The plan advances various strategies for opioid prevention and response through three focus areas: prevention, connections to care and harm reduction.
The updated plan includes local strategies that counties, coalitions and stakeholders can use to fight the opioid epidemic.
Not long after the 2017 plan was put in place, North Carolina for the first time in five years saw the number of unintentional opioid-related deaths among its residents fall by 5 percent in 2018, and emergency department visits for opioid-related overdose declined nearly 10 percent.
“We are fortunate to have received new funding from CDC to further expand the programs needed for people who struggle with substance use disorder to reduce their risk of an overdose and to save lives in North Carolina,” said Alan Dellapenna, Injury and Violence Prevention Branch Head. “We have made great progress through the plan and we are proud of the work that communities across North Carolina have started through previous funding administered through NCDHHS.”

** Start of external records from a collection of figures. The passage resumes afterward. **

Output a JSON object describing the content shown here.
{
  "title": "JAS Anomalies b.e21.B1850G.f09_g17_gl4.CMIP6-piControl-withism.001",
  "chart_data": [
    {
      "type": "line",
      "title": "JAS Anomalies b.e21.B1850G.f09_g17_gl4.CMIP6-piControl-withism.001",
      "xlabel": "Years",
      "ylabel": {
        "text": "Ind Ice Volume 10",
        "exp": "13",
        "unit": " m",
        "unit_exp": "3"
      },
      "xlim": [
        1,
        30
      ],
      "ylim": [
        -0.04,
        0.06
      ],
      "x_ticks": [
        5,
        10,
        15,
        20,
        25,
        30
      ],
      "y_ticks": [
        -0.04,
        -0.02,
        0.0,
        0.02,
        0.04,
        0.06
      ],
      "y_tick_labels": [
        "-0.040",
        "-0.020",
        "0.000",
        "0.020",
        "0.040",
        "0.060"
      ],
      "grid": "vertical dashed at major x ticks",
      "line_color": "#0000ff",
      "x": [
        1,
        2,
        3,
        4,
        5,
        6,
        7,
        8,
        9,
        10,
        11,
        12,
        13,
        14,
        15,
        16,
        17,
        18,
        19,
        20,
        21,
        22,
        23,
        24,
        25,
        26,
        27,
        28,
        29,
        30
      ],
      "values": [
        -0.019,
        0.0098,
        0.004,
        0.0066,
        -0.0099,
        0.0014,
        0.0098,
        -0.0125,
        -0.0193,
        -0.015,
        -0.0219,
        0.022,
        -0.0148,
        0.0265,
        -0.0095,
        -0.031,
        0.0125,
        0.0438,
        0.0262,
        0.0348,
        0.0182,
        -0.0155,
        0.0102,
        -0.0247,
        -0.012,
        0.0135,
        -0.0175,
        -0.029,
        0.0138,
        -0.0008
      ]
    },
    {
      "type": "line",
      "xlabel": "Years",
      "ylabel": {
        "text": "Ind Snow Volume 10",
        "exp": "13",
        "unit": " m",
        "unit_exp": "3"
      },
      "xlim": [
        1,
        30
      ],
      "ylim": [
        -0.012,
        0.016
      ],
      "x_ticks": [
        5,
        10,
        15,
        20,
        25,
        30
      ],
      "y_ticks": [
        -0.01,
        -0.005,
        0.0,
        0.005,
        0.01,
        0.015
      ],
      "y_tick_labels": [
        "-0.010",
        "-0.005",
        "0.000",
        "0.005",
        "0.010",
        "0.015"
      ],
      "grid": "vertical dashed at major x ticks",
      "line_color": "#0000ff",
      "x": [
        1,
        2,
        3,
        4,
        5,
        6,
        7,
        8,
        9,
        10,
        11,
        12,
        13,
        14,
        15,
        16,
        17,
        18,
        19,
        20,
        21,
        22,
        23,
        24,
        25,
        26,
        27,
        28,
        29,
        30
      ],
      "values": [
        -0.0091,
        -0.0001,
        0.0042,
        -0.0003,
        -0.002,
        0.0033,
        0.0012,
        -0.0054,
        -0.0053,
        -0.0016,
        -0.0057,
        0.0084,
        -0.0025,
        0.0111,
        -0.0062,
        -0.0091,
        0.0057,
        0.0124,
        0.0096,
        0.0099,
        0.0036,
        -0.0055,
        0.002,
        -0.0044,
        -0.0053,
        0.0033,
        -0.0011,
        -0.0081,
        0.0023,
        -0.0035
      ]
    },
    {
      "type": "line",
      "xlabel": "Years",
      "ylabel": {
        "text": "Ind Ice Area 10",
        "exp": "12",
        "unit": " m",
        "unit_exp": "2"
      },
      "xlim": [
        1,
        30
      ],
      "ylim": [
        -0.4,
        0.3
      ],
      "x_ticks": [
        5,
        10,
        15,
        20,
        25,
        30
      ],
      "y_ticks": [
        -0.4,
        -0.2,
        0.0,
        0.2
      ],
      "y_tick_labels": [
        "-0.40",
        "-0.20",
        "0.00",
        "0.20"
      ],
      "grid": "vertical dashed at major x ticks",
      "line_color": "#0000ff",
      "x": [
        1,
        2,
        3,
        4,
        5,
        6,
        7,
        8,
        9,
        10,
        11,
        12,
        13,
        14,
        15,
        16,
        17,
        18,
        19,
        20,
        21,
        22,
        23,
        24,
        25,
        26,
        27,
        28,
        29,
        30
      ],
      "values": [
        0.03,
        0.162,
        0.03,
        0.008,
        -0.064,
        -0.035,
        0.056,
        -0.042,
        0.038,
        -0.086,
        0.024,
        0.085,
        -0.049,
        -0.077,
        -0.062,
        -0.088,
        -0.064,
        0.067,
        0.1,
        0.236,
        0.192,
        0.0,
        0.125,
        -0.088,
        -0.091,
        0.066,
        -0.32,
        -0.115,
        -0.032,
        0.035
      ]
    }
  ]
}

This new set of awards continues the momentum from last year’s Emergency Overdose funding that was awarded to 22 local health departments/districts, which collectively served approximately 3,000 people through these same community-based strategies.
Awardees include the following local health departments/districts: Alamance, Albemarle Regional, Appalachian District, Buncombe HHS, Cabarrus, Catawba, Clay, Dare HS, Davie HHS, Durham, Forsyth, Granville-Vance District, Guilford HHS, Haywood HHS, Henderson, Hoke, Iredell, Martin-Tyrrell-Washington District, Mecklenburg, Pitt, Stanly, Surry Health and Nutrition, and Wake Human Services.